Australia has announced 10 new areas across seven basins in federal waters will be opened to carbon capture and storage (CCS) exploration as the government repositions itself in favour of the abatement technology.
The sites include key oil and gas producing regions offshore the states of Western Australia, Victoria and Tasmania that already host exploration and production activity. The areas have been chosen for their geology and carbon dioxide (CO2) storage potential, while minimising impacts to other marine users and the environment.
"Both (Australia's) Climate Change Authority and the International Energy Agency have said CCS will be an important technology to help the world achieve its climate goals," Australian resources minister Madeleine King said on 29 August.
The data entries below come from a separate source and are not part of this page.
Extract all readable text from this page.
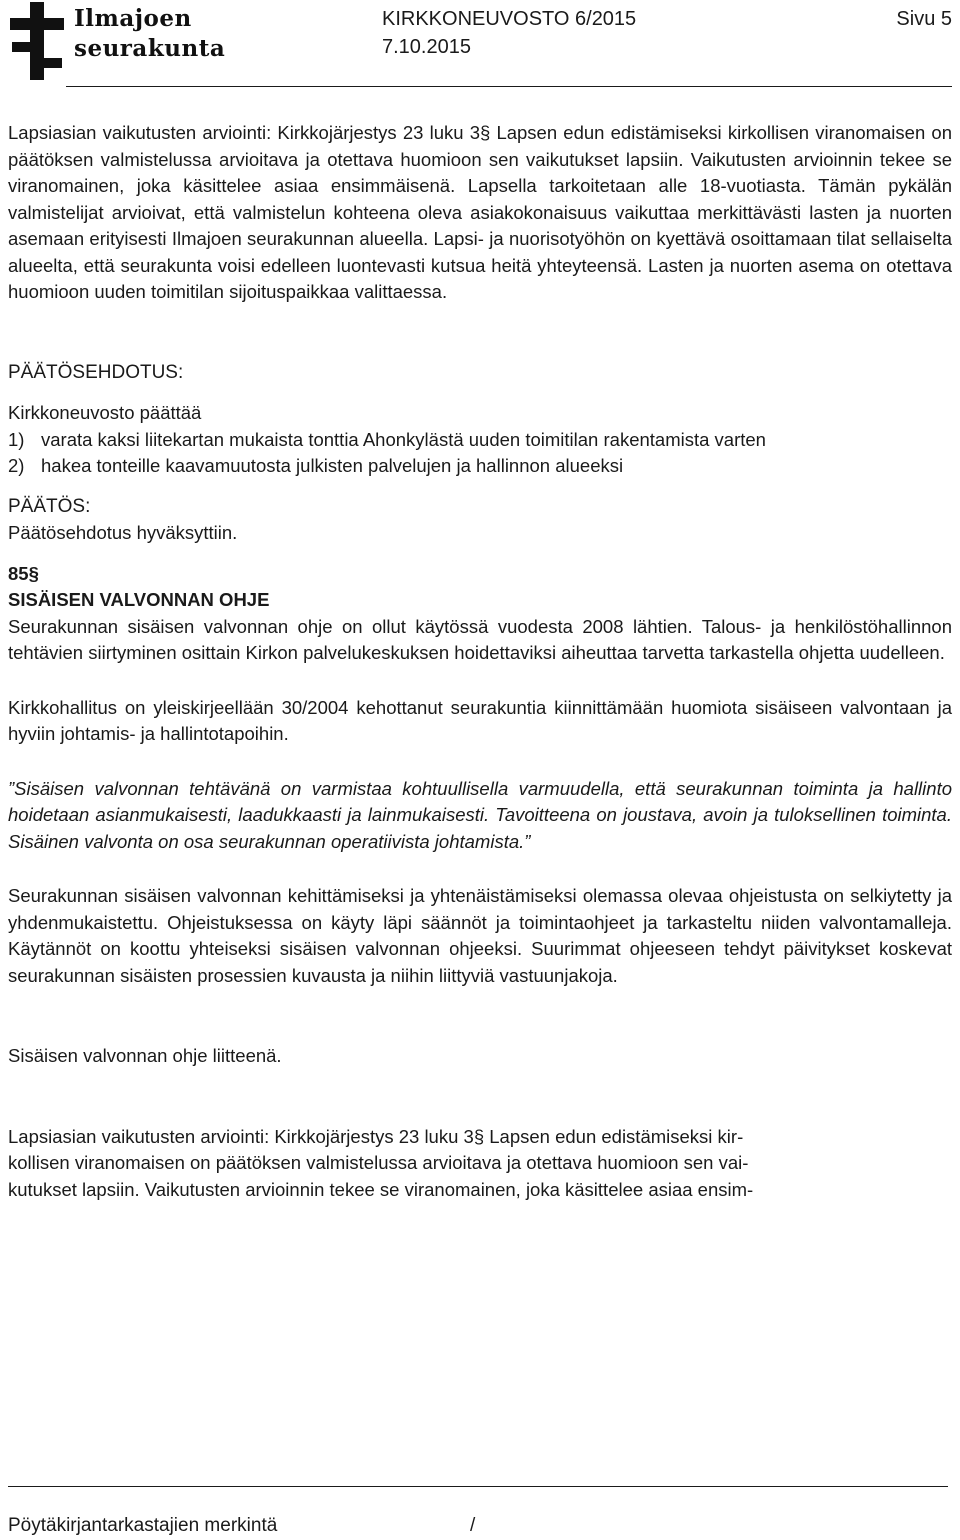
Ilmajoen
seurakunta
KIRKKONEUVOSTO 6/2015
7.10.2015
Sivu 5

Lapsiasian vaikutusten arviointi: Kirkkojärjestys 23 luku 3§ Lapsen edun edistämiseksi kirkollisen viranomaisen on päätöksen valmistelussa arvioitava ja otettava huomioon sen vaikutukset lapsiin. Vaikutusten arvioinnin tekee se viranomainen, joka käsittelee asiaa ensimmäisenä. Lapsella tarkoitetaan alle 18-vuotiasta. Tämän pykälän valmistelijat arvioivat, että valmistelun kohteena oleva asiakokonaisuus vaikuttaa merkittävästi lasten ja nuorten asemaan erityisesti Ilmajoen seurakunnan alueella. Lapsi- ja nuorisotyöhön on kyettävä osoittamaan tilat sellaiselta alueelta, että seurakunta voisi edelleen luontevasti kutsua heitä yhteyteensä. Lasten ja nuorten asema on otettava huomioon uuden toimitilan sijoituspaikkaa valittaessa.

PÄÄTÖSEHDOTUS:

Kirkkoneuvosto päättää

1) varata kaksi liitekartan mukaista tonttia Ahonkylästä uuden toimitilan rakentamista varten
2) hakea tonteille kaavamuutosta julkisten palvelujen ja hallinnon alueeksi

PÄÄTÖS:

Päätösehdotus hyväksyttiin.

85§

SISÄISEN VALVONNAN OHJE

Seurakunnan sisäisen valvonnan ohje on ollut käytössä vuodesta 2008 lähtien. Talous- ja henkilöstöhallinnon tehtävien siirtyminen osittain Kirkon palvelukeskuksen hoidettaviksi aiheuttaa tarvetta tarkastella ohjetta uudelleen.

Kirkkohallitus on yleiskirjeellään 30/2004 kehottanut seurakuntia kiinnittämään huomiota sisäiseen valvontaan ja hyviin johtamis- ja hallintotapoihin.

”Sisäisen valvonnan tehtävänä on varmistaa kohtuullisella varmuudella, että seurakunnan toiminta ja hallinto hoidetaan asianmukaisesti, laadukkaasti ja lainmukaisesti. Tavoitteena on joustava, avoin ja tuloksellinen toiminta. Sisäinen valvonta on osa seurakunnan operatiivista johtamista.”

Seurakunnan sisäisen valvonnan kehittämiseksi ja yhtenäistämiseksi olemassa olevaa ohjeistusta on selkiytetty ja yhdenmukaistettu. Ohjeistuksessa on käyty läpi säännöt ja toimintaohjeet ja tarkasteltu niiden valvontamalleja. Käytännöt on koottu yhteiseksi sisäisen valvonnan ohjeeksi. Suurimmat ohjeeseen tehdyt päivitykset koskevat seurakunnan sisäisten prosessien kuvausta ja niihin liittyviä vastuunjakoja.

Sisäisen valvonnan ohje liitteenä.

Lapsiasian vaikutusten arviointi: Kirkkojärjestys 23 luku 3§ Lapsen edun edistämiseksi kir-

kollisen viranomaisen on päätöksen valmistelussa arvioitava ja otettava huomioon sen vai-

kutukset lapsiin. Vaikutusten arvioinnin tekee se viranomainen, joka käsittelee asiaa ensim-

Pöytäkirjantarkastajien merkintä	/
Bidding for the acreage closes on 28 November.
CCS technology has been backed by Australia's upstream gas firms such as independent Santos, which is proposing to store 10mn t/yr of CO2 at its Bayu-Undan project in the Timor Sea. Santos' 1.7mn t/yr Moomba CCS project in the onshore Cooper basin in South Australia is targeting its first injection in early 2024.
Chevron's Gorgon CCS has sequestered more than 8mn t of CO2 equivalent since opening in 2019 but was operating at just a third of its nameplate 4mn t/yr capacity, Chevron said in May,
Australia's national science agency the Commonwealth Scientific and Industrial Research Organisation has recommended using CO2 stored to offset emissions from new gas projects in the north of the country to make certain e-fuels and other low-carbon products.
Australia allocated A$12mn ($7.8mn) in its 2023-24 federal budget to review the environmental management regime and examine ways to improve regulations to support offshore CCS projects.
The federal government is in the process of passing laws to ratify the 2009 London Protocol amendment, which allows for cross-border imports of CO2 for long-term undersea storage. The amendments to the Environment Protection (Sea Dumping) Act 1981 are currently before the nation's upper house of parliament, the Senate, after being passed in the lower house on 3 August.